Meskipun tidak akan membayarkan ganti rugi lahan, Adeham menegaskan ganti rugi tanam tumbuh dan bangunan tetap dilakukan. Namun, ketika disinggung mengenai  data berapa penggarap yang ada dia mengaku tidak tahu persis. Sebab, saat ini timnya sedang melakukan penghitungan warga yang menduduki tanah di kawasan hutan tersebut.

”Ya belum tahu , karena kita masih kita data. Sebab, meskipun tidak ada pergantian lahan, untuk tanam tumbuh dan lahan bangunannya tetap akan diganti,” paparnya.
Adeham mengaku sudah mengkoordinasikan hal ini ke Badan Pertanahan Nasioal (BPN) Kabupaten Lampung Selatan.  ”Kita sudah bicarakan dengan mereka kok. Kan mereka juga yang melakukan pengukuran di sana,” ungkapnya.

Sementara itu Pejabat Pembuat Komitmen (PPK) JTTS  Syahrial Pahlevi membeberkan, beberapa kawasan hutan yang ditempati masyarakat contohnya yang ada di dusun Buring, Desa Sukabaru, Kecamatan penengahan; Desa Neglasari dan Desa Gedong Wani, Kabupaten Lampung Selatan. Para penggarap menolak pembangunan jalan tol ditanah mereka. Sebab Urusan Ganti Rugi (UGR) atas tanah yang mereka telah duduki selama 30 tahun.

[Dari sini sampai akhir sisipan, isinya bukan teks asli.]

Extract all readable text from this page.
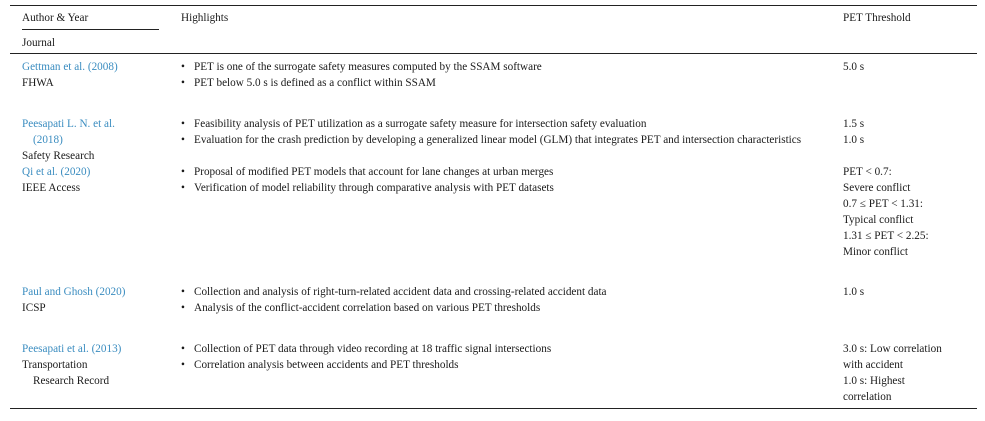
Author & Year
Journal
Highlights	PET Threshold
Gettman et al. (2008)
FHWA
• PET is one of the surrogate safety measures computed by the SSAM software
• PET below 5.0 s is defined as a conflict within SSAM
5.0 s
Peesapati L. N. et al.
(2018)
Safety Research
• Feasibility analysis of PET utilization as a surrogate safety measure for intersection safety evaluation
• Evaluation for the crash prediction by developing a generalized linear model (GLM) that integrates PET and intersection characteristics
1.5 s
1.0 s
Qi et al. (2020)
IEEE Access
• Proposal of modified PET models that account for lane changes at urban merges
• Verification of model reliability through comparative analysis with PET datasets
PET < 0.7:
Severe conflict
0.7 ≤ PET < 1.31:
Typical conflict
1.31 ≤ PET < 2.25:
Minor conflict
Paul and Ghosh (2020)
ICSP
• Collection and analysis of right-turn-related accident data and crossing-related accident data
• Analysis of the conflict-accident correlation based on various PET thresholds
1.0 s
Peesapati et al. (2013)
Transportation
Research Record
• Collection of PET data through video recording at 18 traffic signal intersections
• Correlation analysis between accidents and PET thresholds
3.0 s: Low correlation
with accident
1.0 s: Highest
correlation
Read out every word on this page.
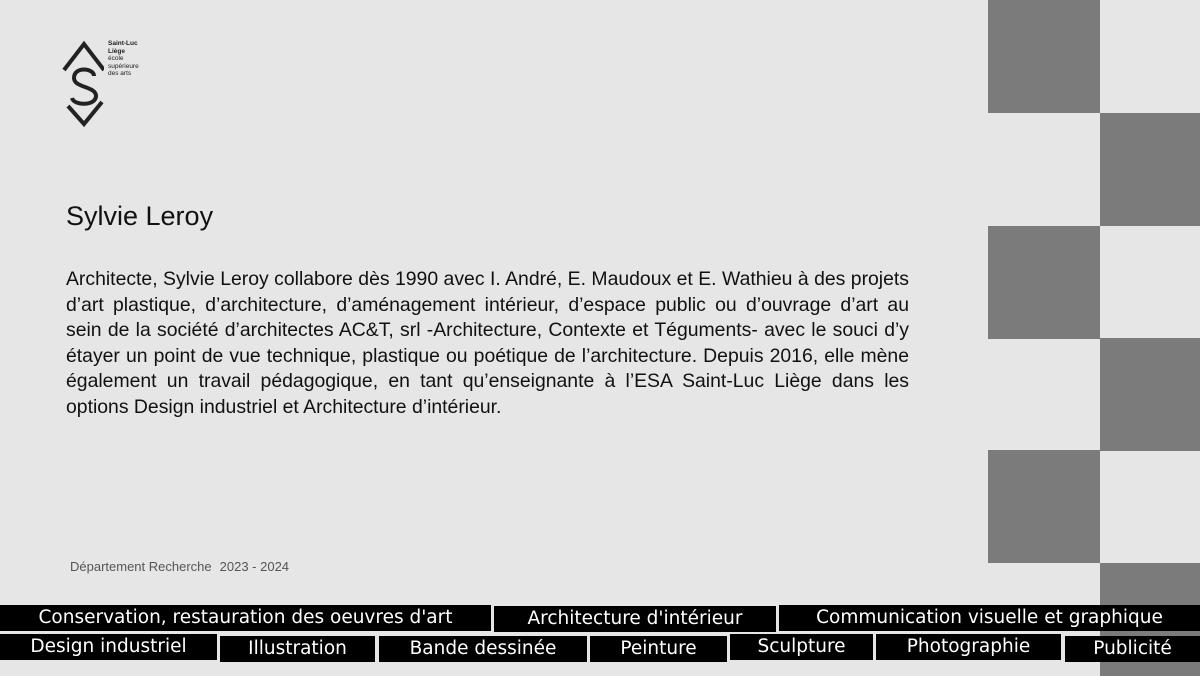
Saint-Luc
Liège
école
supérieure
des arts
Sylvie Leroy

Architecte, Sylvie Leroy collabore dès 1990 avec I. André, E. Maudoux et E. Wathieu à des projets d’art plastique, d’architecture, d’aménagement intérieur, d’espace public ou d’ouvrage d’art au sein de la société d’architectes AC&T, srl -Architecture, Contexte et Téguments- avec le souci d’y étayer un point de vue technique, plastique ou poétique de l’architecture. Depuis 2016, elle mène également un travail pédagogique, en tant qu’enseignante à l’ESA Saint-Luc Liège dans les options Design industriel et Architecture d’intérieur.

Département Recherche 2023 - 2024
Conservation, restauration des oeuvres d'art	Architecture d'intérieur	Communication visuelle et graphique
Design industriel	Illustration	Bande dessinée	Peinture	Sculpture	Photographie	Publicité
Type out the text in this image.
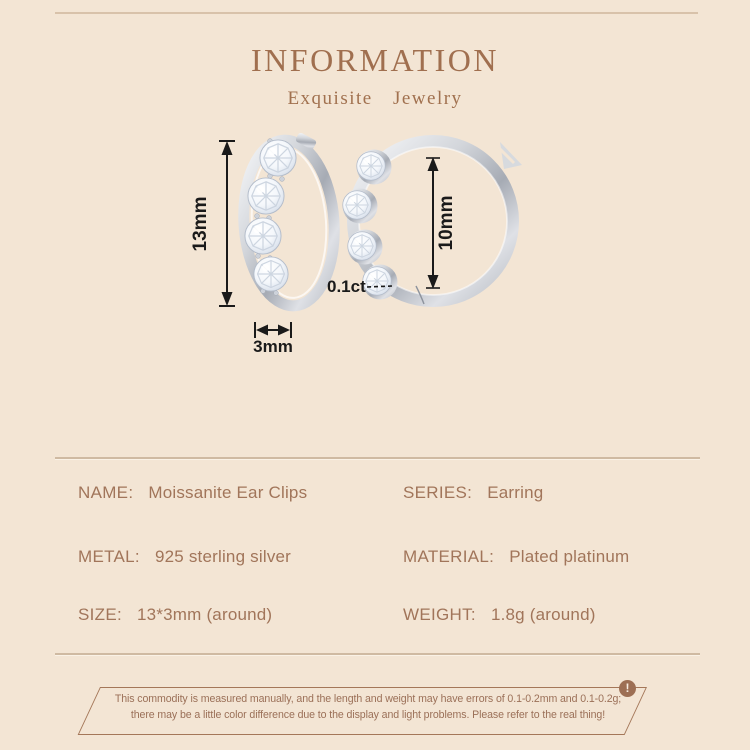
INFORMATION
Exquisite Jewelry
13mm
3mm
10mm
0.1ct
NAME: Moissanite Ear Clips	SERIES: Earring
METAL: 925 sterling silver	MATERIAL: Plated platinum
SIZE: 13*3mm (around)	WEIGHT: 1.8g (around)
This commodity is measured manually, and the length and weight may have errors of 0.1-0.2mm and 0.1-0.2g;
there may be a little color difference due to the display and light problems. Please refer to the real thing!
!
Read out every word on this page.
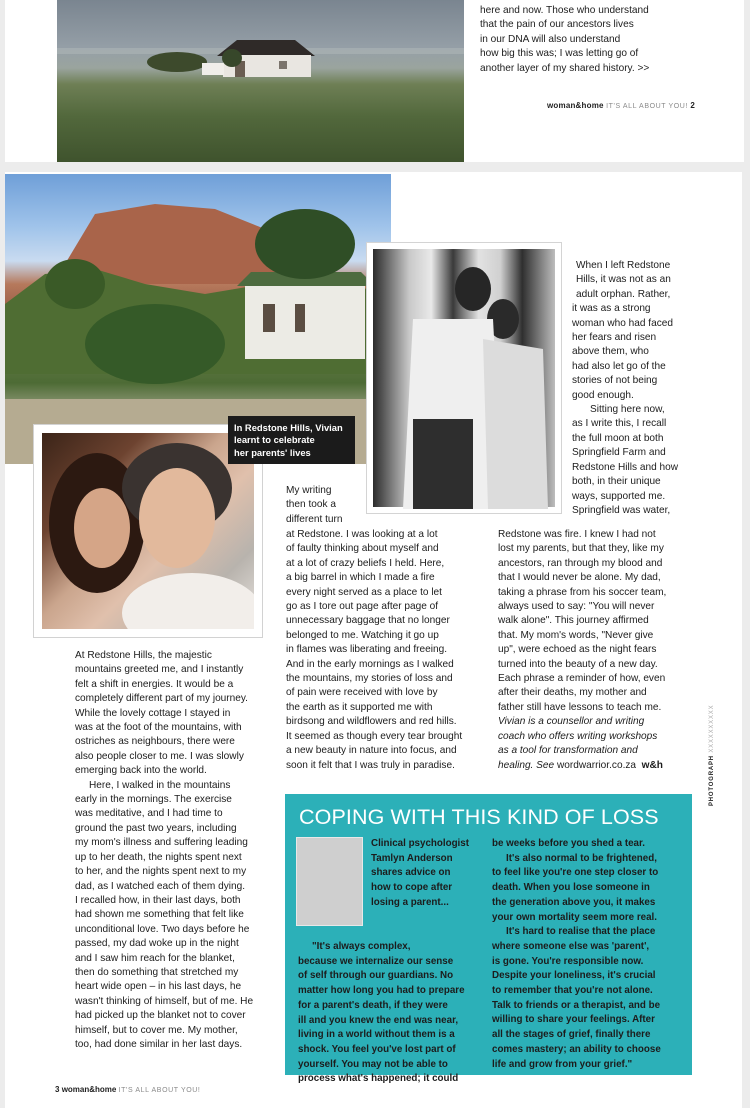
here and now. Those who understand

that the pain of our ancestors lives

in our DNA will also understand

how big this was; I was letting go of

another layer of my shared history. >>

woman&home IT'S ALL ABOUT YOU! 2

In Redstone Hills, Vivian

learnt to celebrate

her parents' lives

At Redstone Hills, the majestic

mountains greeted me, and I instantly

felt a shift in energies. It would be a

completely different part of my journey.

While the lovely cottage I stayed in

was at the foot of the mountains, with

ostriches as neighbours, there were

also people closer to me. I was slowly

emerging back into the world.

Here, I walked in the mountains

early in the mornings. The exercise

was meditative, and I had time to

ground the past two years, including

my mom's illness and suffering leading

up to her death, the nights spent next

to her, and the nights spent next to my

dad, as I watched each of them dying.

I recalled how, in their last days, both

had shown me something that felt like

unconditional love. Two days before he

passed, my dad woke up in the night

and I saw him reach for the blanket,

then do something that stretched my

heart wide open – in his last days, he

wasn't thinking of himself, but of me. He

had picked up the blanket not to cover

himself, but to cover me. My mother,

too, had done similar in her last days.

My writing

then took a

different turn

at Redstone. I was looking at a lot

of faulty thinking about myself and

at a lot of crazy beliefs I held. Here,

a big barrel in which I made a fire

every night served as a place to let

go as I tore out page after page of

unnecessary baggage that no longer

belonged to me. Watching it go up

in flames was liberating and freeing.

And in the early mornings as I walked

the mountains, my stories of loss and

of pain were received with love by

the earth as it supported me with

birdsong and wildflowers and red hills.

It seemed as though every tear brought

a new beauty in nature into focus, and

soon it felt that I was truly in paradise.

When I left Redstone

Hills, it was not as an

adult orphan. Rather,

it was as a strong

woman who had faced

her fears and risen

above them, who

had also let go of the

stories of not being

good enough.

Sitting here now,

as I write this, I recall

the full moon at both

Springfield Farm and

Redstone Hills and how

both, in their unique

ways, supported me.

Springfield was water,

Redstone was fire. I knew I had not

lost my parents, but that they, like my

ancestors, ran through my blood and

that I would never be alone. My dad,

taking a phrase from his soccer team,

always used to say: "You will never

walk alone". This journey affirmed

that. My mom's words, "Never give

up", were echoed as the night fears

turned into the beauty of a new day.

Each phrase a reminder of how, even

after their deaths, my mother and

father still have lessons to teach me.

Vivian is a counsellor and writing

coach who offers writing workshops

as a tool for transformation and

healing. See wordwarrior.co.za w&h	PHOTOGRAPH XXXXXXXXXX
COPING WITH THIS KIND OF LOSS

Clinical psychologist

Tamlyn Anderson

shares advice on

how to cope after

losing a parent...

"It's always complex,

because we internalize our sense

of self through our guardians. No

matter how long you had to prepare

for a parent's death, if they were

ill and you knew the end was near,

living in a world without them is a

shock. You feel you've lost part of

yourself. You may not be able to

process what's happened; it could

be weeks before you shed a tear.

It's also normal to be frightened,

to feel like you're one step closer to

death. When you lose someone in

the generation above you, it makes

your own mortality seem more real.

It's hard to realise that the place

where someone else was 'parent',

is gone. You're responsible now.

Despite your loneliness, it's crucial

to remember that you're not alone.

Talk to friends or a therapist, and be

willing to share your feelings. After

all the stages of grief, finally there

comes mastery; an ability to choose

life and grow from your grief."

3 woman&home IT'S ALL ABOUT YOU!
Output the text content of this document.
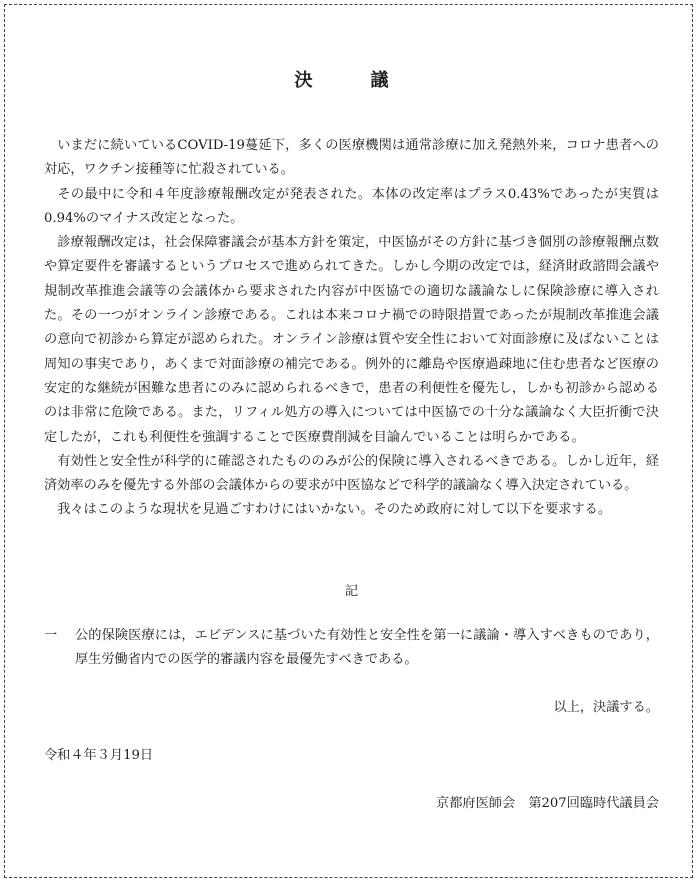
決　議

いまだに続いているCOVID-19蔓延下，多くの医療機関は通常診療に加え発熱外来，コロナ患者への対応，ワクチン接種等に忙殺されている。

その最中に令和４年度診療報酬改定が発表された。本体の改定率はプラス0.43%であったが実質は0.94%のマイナス改定となった。

診療報酬改定は，社会保障審議会が基本方針を策定，中医協がその方針に基づき個別の診療報酬点数や算定要件を審議するというプロセスで進められてきた。しかし今期の改定では，経済財政諮問会議や規制改革推進会議等の会議体から要求された内容が中医協での適切な議論なしに保険診療に導入された。その一つがオンライン診療である。これは本来コロナ禍での時限措置であったが規制改革推進会議の意向で初診から算定が認められた。オンライン診療は質や安全性において対面診療に及ばないことは周知の事実であり，あくまで対面診療の補完である。例外的に離島や医療過疎地に住む患者など医療の安定的な継続が困難な患者にのみに認められるべきで，患者の利便性を優先し，しかも初診から認めるのは非常に危険である。また，リフィル処方の導入については中医協での十分な議論なく大臣折衝で決定したが，これも利便性を強調することで医療費削減を目論んでいることは明らかである。

有効性と安全性が科学的に確認されたもののみが公的保険に導入されるべきである。しかし近年，経済効率のみを優先する外部の会議体からの要求が中医協などで科学的議論なく導入決定されている。

我々はこのような現状を見過ごすわけにはいかない。そのため政府に対して以下を要求する。

記

一 公的保険医療には，エビデンスに基づいた有効性と安全性を第一に議論・導入すべきものであり，厚生労働省内での医学的審議内容を最優先すべきである。

以上，決議する。

令和４年３月19日

京都府医師会　第207回臨時代議員会
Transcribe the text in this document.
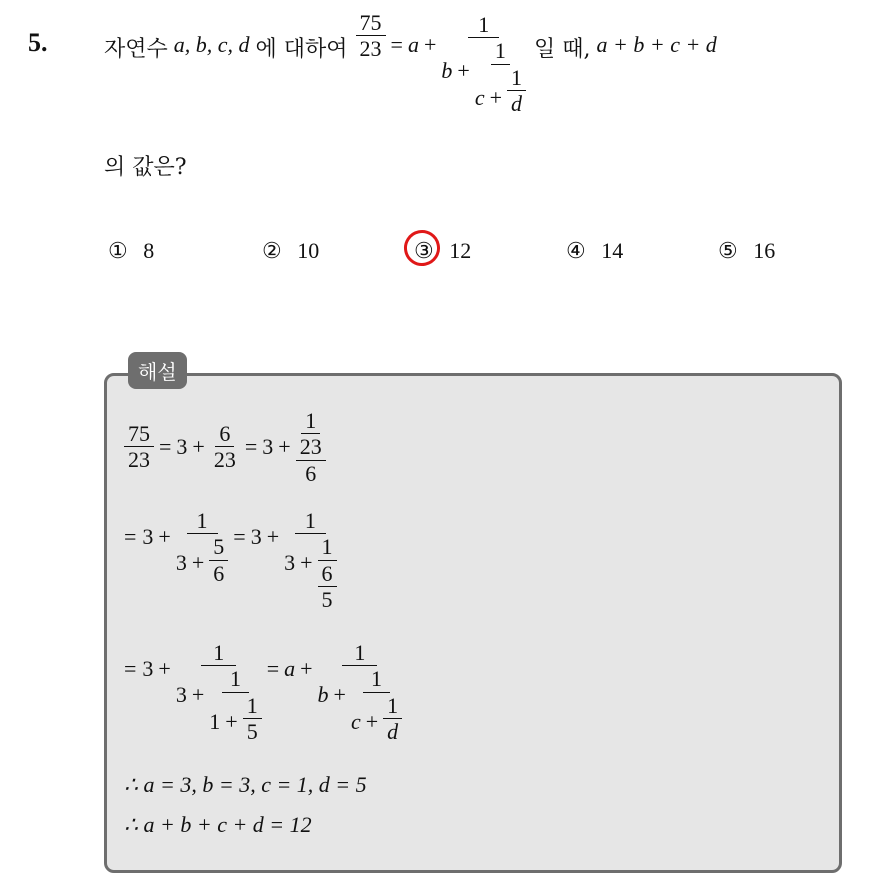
5.	자연수 a, b, c, d 에 대하여 $\frac{75}{23} = a$ +
1
$b + \frac{1}{c + \frac{1}{d}}$ 일 때, a + b + c + d
의 값은?
① 8	② 10	③ 12	④ 14	⑤ 16
해설
$\frac{75}{23} = 3 + \frac{6}{23} = 3 + \frac{1}{\frac{23}{6}}$
= $3 + \frac{1}{3 + \frac{5}{6}} = 3 + \frac{1}{3 + \frac{1}{\frac{6}{5}}}$
= $3 + \frac{1}{3 + \frac{1}{1 + \frac{1}{5}}} = a + \frac{1}{b + \frac{1}{c + \frac{1}{d}}}$
∴ a = 3, b = 3, c = 1, d = 5
∴ a + b + c + d = 12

”Sementara ini kita dalami dulu. Secara aturan, tanam tumbuh atau bangunan bisa. Tapi kalau tanah ini kan punya negara yang merupakan wilayah hutan produksi,” jelasnya. Syahrial menyatakan akan menelusuri secara fakta regulasi dan hukum yang ada. Di mana akan dilakukan pendekatan persuasif terlebih dahulu kepada masyarakat.